The New-York Historical Society’s large holdings in artifacts from Lincoln’s various funerals include an unexpected number of accomplished, on-the-spot, firsthand sketches showing the president’s catafalque on view in sites in various cities, including the White House, the main Chicago courthouse, and the Springfield state capitol. They are all part of the vast trove of original model drawings that unidentified artists supplied to Frank Leslie’s Illustrated Newspaper from 1861 to 1865. Among the collection’s mass-produced mementos are a timetable of the special funeral train for April 26, 1865, and original lithographic prints and photographic stereo cards depicting the funeral procession as well as mourners filing past the coffin at City Hall in New York.
But perhaps no relic more evocatively symbolizes the city’s grieving than the simple spray of laurel taken from Lincoln’s bier at City Hall by a man named Jeremiah Wood and preserved ever after in a gilded oval frame together with a small photograph of the late president and a black-and-white crossed ribbon.

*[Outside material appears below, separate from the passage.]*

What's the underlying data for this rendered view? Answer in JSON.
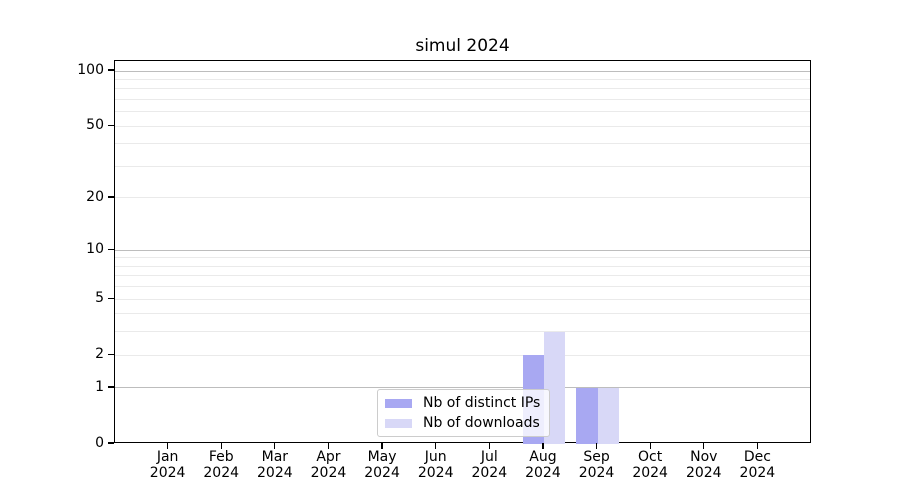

It was given to the Society in 1947.
Similar keepsakes must have inspired the New York poet Walt Whitman, though he expressed his grief in words, not relics. We do not know whether he saw Lincoln’s remains during those extraordinary days, but we do know that when he returned to the theme of mourning, this time in his acclaimed poem “When Lilacs Last in the Door-Yard Bloom’d,” the subject was not only a dead president but living flora like the sprig preserved by Jeremiah Wood:
Coffin that passes through lanes and streets,
Through day and night, with the great cloud darkening the land,
With the pomp of the inloop’d flags, with the cities draped in black,
With the show of the States themselves, as of crape-veil’d women, standing,
With processions long and winding, and the flambeaus of the night,
With the countless torches lit—with the silent sea of faces, and the unbared heads,
With the waiting depot, the arriving coffin, and the sombre faces,
With dirges through the night, with the thousand voices rising strong and solemn;
With all the mournful voices of the dirges, pour’d around the coffin,
The dim-lit churches and the shuddering organs—Where amid these you journey,
With the tolling, tolling bells’ perpetual clang;
Here! coffin that slowly passes,
I give you my sprig of lilac.
(Nor for you, for one, alone;
Blossoms and branches green to coffins all I bring:
For fresh as the morning—thus would I chant a song for you, O sane and sacred death.
All over bouquets of roses,
O death! I cover you over with roses and early lilies;
But mostly and now the lilac that blooms the first,
Copious, I break, I break the sprigs from the bushes;
With loaded arms I come, pouring for you,
For you, and the coffins all of you, O death.)